Five years ago, the big worry was that Canada appeared ready to capitulate again and again in the face of such U.S. trade allegations -- valid or not. Managed trade was threatening to become the rule, rather than the exception, for entire industries. In the 1990s, Canada agreed to at least three managed, or negotiated, deals that overrode normal trade rules -- softwood lumber, wheat and sugar.

It's no coincidence that at least two of those disputes have persisted and intensified in spite of those failed attempts to set them aside. The two sides simply went back to fighting as soon as the deals expired.

Canada isn't as principled as one might think. Ottawa would agree to new deals on wheat and lumber in a heartbeat if the conditions were right. Canadian Trade Minister Pierre Pettigrew has admitted as much, insisting repeatedly that he'd prefer a negotiated settlement.

Agreeing to trade restrictions may be pragmatic. You secure some access to the U.S. market in exchange for restraints, thereby salvaging jobs at home today.

But longer term, the benefits are suspect, particularly if managed trade merely perpetuates, rather than resolves, underlying trade grievances.

Take the case of lumber. Canada has argued for years, before NAFTA and WTO panels, that it does not subsidize its lumber industry. Doing a deal now would be an admission that it has been virtually giving away its trees for decades. The assumption on the Canadian side is that a border tax would be temporary -- a transition to free trade, if you will. But once under the umbrella of an agreement, getting out from under it could prove tricky.

The reality is that United States alone has the power to determine whether Canadian practices meet the test of free trade. More specifically, the U.S. lumber industry must sign off on how provincially owned timber is marketed in Canada before the duty is lifted.

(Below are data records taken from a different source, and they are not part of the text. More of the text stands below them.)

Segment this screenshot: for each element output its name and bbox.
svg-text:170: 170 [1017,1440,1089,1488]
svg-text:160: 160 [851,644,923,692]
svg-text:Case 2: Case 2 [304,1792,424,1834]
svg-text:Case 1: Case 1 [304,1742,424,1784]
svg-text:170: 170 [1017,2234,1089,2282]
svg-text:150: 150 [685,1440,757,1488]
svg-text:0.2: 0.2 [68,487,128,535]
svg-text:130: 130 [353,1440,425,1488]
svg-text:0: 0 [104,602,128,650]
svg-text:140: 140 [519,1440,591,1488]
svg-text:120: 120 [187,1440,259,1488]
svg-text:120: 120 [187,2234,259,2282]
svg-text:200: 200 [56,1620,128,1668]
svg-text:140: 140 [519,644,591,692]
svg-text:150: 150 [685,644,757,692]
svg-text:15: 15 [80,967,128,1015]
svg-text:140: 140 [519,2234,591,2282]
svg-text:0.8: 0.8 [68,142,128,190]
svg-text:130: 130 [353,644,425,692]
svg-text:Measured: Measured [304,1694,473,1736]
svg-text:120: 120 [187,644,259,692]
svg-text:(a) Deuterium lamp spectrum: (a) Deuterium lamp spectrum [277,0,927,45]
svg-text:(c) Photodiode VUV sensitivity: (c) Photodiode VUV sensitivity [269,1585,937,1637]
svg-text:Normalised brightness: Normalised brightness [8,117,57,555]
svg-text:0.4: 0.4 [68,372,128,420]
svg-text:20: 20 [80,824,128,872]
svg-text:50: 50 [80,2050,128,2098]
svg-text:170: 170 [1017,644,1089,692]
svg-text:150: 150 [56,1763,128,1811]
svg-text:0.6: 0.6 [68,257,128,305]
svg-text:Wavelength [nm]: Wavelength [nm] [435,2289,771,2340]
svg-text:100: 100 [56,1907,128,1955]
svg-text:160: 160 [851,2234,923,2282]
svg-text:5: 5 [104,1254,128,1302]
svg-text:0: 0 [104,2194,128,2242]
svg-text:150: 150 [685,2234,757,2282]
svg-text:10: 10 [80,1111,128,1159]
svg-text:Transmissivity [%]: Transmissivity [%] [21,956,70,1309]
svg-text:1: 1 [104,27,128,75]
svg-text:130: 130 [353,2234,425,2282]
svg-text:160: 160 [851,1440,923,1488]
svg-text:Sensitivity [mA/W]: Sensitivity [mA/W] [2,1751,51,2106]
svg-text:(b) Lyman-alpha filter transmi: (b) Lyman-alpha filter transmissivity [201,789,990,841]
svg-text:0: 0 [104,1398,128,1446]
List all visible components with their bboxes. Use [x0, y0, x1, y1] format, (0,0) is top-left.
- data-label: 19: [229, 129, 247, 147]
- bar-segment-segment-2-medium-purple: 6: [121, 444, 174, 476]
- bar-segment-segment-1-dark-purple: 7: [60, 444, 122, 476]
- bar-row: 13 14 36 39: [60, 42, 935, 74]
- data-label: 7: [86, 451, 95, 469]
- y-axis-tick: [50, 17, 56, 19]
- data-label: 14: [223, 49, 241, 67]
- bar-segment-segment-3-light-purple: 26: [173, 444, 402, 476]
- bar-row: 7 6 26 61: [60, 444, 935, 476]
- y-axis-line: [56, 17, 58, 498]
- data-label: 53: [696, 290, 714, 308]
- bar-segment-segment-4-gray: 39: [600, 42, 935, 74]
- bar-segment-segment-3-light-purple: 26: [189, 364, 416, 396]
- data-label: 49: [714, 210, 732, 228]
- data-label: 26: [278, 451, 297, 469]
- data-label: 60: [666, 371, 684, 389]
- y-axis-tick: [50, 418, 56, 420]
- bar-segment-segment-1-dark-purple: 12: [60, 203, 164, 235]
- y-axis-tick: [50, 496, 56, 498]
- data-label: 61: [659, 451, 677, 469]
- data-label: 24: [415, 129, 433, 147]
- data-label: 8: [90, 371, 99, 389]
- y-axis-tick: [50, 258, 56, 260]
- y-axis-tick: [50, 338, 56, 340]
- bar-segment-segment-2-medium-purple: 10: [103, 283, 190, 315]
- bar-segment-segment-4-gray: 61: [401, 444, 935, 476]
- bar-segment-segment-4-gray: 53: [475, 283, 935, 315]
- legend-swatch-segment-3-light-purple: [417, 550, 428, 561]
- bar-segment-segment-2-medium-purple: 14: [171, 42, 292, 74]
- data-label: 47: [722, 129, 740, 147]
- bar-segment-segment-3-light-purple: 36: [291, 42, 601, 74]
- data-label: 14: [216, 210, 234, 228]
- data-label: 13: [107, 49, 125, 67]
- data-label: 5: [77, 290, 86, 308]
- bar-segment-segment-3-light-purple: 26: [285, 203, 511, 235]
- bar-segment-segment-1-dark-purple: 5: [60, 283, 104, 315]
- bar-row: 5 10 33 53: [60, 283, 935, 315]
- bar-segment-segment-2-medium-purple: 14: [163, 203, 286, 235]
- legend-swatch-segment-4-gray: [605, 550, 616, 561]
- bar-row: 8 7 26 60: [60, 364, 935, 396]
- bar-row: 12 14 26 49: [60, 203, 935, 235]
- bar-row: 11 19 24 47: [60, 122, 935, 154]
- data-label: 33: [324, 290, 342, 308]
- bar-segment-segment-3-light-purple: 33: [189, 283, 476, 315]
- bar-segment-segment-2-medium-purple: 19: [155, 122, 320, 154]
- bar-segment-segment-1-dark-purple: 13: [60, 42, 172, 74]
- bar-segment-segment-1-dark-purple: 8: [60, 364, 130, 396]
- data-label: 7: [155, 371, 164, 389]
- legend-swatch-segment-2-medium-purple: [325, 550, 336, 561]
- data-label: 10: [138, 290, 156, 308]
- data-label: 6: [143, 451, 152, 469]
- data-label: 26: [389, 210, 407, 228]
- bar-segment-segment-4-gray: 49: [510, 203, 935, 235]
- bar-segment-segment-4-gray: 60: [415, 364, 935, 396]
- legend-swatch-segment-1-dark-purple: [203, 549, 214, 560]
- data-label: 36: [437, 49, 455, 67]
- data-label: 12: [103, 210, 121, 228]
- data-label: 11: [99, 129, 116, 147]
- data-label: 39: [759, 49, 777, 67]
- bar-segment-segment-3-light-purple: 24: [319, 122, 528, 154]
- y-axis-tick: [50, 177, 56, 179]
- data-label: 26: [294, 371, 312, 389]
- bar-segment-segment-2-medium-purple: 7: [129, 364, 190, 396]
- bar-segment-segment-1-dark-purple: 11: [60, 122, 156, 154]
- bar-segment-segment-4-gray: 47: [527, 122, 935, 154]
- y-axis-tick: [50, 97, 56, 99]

And that's why efforts to reach a deal have proved to be so intractable. The U.S. Commerce Department had promised to lay out a road map for the provinces to get out from under the duties by the end of this year. With 10 days left before the new year, that deadline won't be met, and another attempt at settlement seems to be going nowhere.

Any attempt to settle the wheat dispute would inevitably run into similar problems. It's not unrealistic that these negotiated deals could become templates for other products down the road.

That's why the time is ripe for Canada to take a hard look at these disputes. It should determine whether the U.S. grievances have merit. If they do, Canada should quickly scrap the Wheat Board and provincial timber sales regimes, and then demand open access to the U.S. market.

But if Ottawa genuinely believes the Bush administration is engaged in trade harassment, it should book a hearing room in Geneva, and stop flirting with the Holy Grail of a negotiated peace.